The star-studdedness of film just works, period, because when you can assemble a team of All Stars like this, you can rely on having an entertaining Home Run Derby. It would spoil the fun to reveal too many of the people who show up in Oppenheimer at one point or another, though certainly it spoils nothing to say that Cillian Murphy is strong at the hub of the movie. And most of the time, just as I'm beginning to wonder why such a big name would take such a small part, you get the grandstanding scene that shows why. (Emily Blunt is the strongest example of this.)

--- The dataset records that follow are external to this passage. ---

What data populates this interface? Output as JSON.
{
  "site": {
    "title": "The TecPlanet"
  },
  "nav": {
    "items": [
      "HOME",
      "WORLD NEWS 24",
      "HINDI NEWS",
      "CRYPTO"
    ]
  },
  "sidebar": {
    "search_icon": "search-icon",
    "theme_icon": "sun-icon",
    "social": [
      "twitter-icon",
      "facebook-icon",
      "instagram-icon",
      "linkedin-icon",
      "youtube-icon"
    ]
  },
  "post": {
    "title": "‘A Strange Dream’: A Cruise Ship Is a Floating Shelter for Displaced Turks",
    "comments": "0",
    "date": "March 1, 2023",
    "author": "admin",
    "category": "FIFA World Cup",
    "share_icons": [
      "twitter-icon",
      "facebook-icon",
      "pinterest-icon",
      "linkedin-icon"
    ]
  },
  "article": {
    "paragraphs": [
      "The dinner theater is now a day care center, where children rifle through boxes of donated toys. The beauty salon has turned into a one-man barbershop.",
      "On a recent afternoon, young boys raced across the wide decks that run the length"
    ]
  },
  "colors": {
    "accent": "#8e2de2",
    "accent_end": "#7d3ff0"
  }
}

However, there is an aspect of the movie that simply didn't work for me at all: the "political thriller" story line. Oppenheimer tracks the man's "rise" and "fall" as you would expect, but also spends an outsized amount of time focusing on a Senate confirmation hearing for the man who orchestrated that fall, Lewis Strauss. I think that on just about every level, this aspect of the movie -- which takes up a full third of its run time -- is a misguided detour in an otherwise powerful film.

At the most basic level, I think the "Strauss hearing" story line fails because Oppenheimer himself appears nowhere in it. It's manifestly not about the biopic's principle subject. Structurally, it isn't woven into the film very effectively; where other "rise" and "fall" moments are juxtaposed right against each other to pair every triumph with a setback (and vice versa), the movie's expected climax -- the bomb test -- comes with a full hour of run time remaining... and then most of what follows is this awkward coda of the Senate hearing.

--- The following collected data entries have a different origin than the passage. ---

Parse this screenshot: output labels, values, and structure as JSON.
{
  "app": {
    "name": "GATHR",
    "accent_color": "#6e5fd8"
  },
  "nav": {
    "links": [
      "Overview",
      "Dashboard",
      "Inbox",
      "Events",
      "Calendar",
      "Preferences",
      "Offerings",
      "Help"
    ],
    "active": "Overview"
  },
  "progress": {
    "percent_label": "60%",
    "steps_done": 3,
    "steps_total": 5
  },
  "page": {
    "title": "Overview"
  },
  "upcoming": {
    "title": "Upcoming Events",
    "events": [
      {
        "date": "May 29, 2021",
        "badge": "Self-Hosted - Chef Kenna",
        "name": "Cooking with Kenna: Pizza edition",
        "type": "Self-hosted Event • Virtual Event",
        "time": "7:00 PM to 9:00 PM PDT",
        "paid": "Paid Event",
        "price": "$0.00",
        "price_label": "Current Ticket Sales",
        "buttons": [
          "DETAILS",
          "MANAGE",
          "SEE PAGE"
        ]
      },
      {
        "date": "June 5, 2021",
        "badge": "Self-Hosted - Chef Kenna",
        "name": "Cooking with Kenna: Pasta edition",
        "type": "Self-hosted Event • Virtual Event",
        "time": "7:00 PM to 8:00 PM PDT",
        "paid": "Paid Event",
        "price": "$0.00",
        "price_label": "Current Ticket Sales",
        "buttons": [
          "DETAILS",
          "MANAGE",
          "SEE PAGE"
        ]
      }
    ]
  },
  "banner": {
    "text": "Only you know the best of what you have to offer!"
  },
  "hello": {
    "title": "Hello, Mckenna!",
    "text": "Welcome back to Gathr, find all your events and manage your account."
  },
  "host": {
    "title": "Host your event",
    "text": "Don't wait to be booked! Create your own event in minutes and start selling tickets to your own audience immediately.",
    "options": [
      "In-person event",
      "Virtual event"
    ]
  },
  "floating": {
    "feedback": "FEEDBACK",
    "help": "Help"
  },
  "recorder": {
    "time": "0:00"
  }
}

Most notably: thematically, this plot line doesn't work because it undermines the key emotional takeaway of the movie. The bulk of the story is keen to deliver a complex picture of J. Robert Oppenheimer, and leave you torn about how to evaluate his place in history: is he a hero or a villain? But the hearing story line is a lengthy take down of a man who tried to take Oppenheimer down, which slides an unhelpful thumb on the scales. If we need to witness the comeuppance of a man clearly presented as a "villain," that must by proxy make the object of his ire a "hero."

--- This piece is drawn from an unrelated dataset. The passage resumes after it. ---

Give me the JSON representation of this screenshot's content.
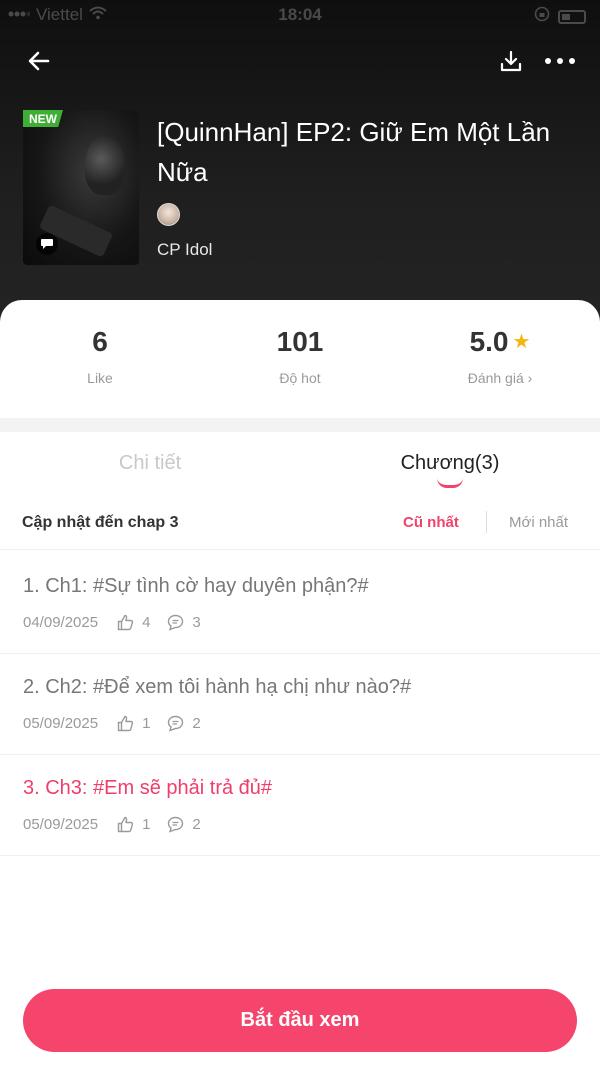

In short, I'd excise the entire Strauss hearing from the movie, relegating it to one of those on-screen blocks of "what happened next" text you often see at the end of a biopic. This would give the added benefit of removing one of the more unnecessary indulgences of the movie -- the fact that this story line is presented in black and white. I think the only thing you'd lose is that two of the stronger performances, from Robert Downey Jr. and Alden Ehrenreich, are centered in this part of the movie.

(Though there is one other indulgence where you just have to let Nolan be Nolan: it's kind of laughable to film this entire movie on IMAX cameras when the bulk of it is about tense conversations in tiny rooms. Collectively, there are only about 10 minutes of footage over three hours that showcase the scope one would associate with an IMAX screen. Short version: you can totally watch this movie at home and lose nothing.)

If I dedicated more of my write-up here to identifying what I didn't like about Oppenheimer, let me close by circling back to say that I still found it pretty good overall. (In any case, I think plenty of louder voices than mine are out there singing its praises.) I give it a B-. If you're the sort of person who cares about Hollywood award season, this is probably a movie you'll have to watch between now and then to be in the loop (and it will be better than many of the other movies you'll "have to watch"). But I think Christopher Nolan has been better than this.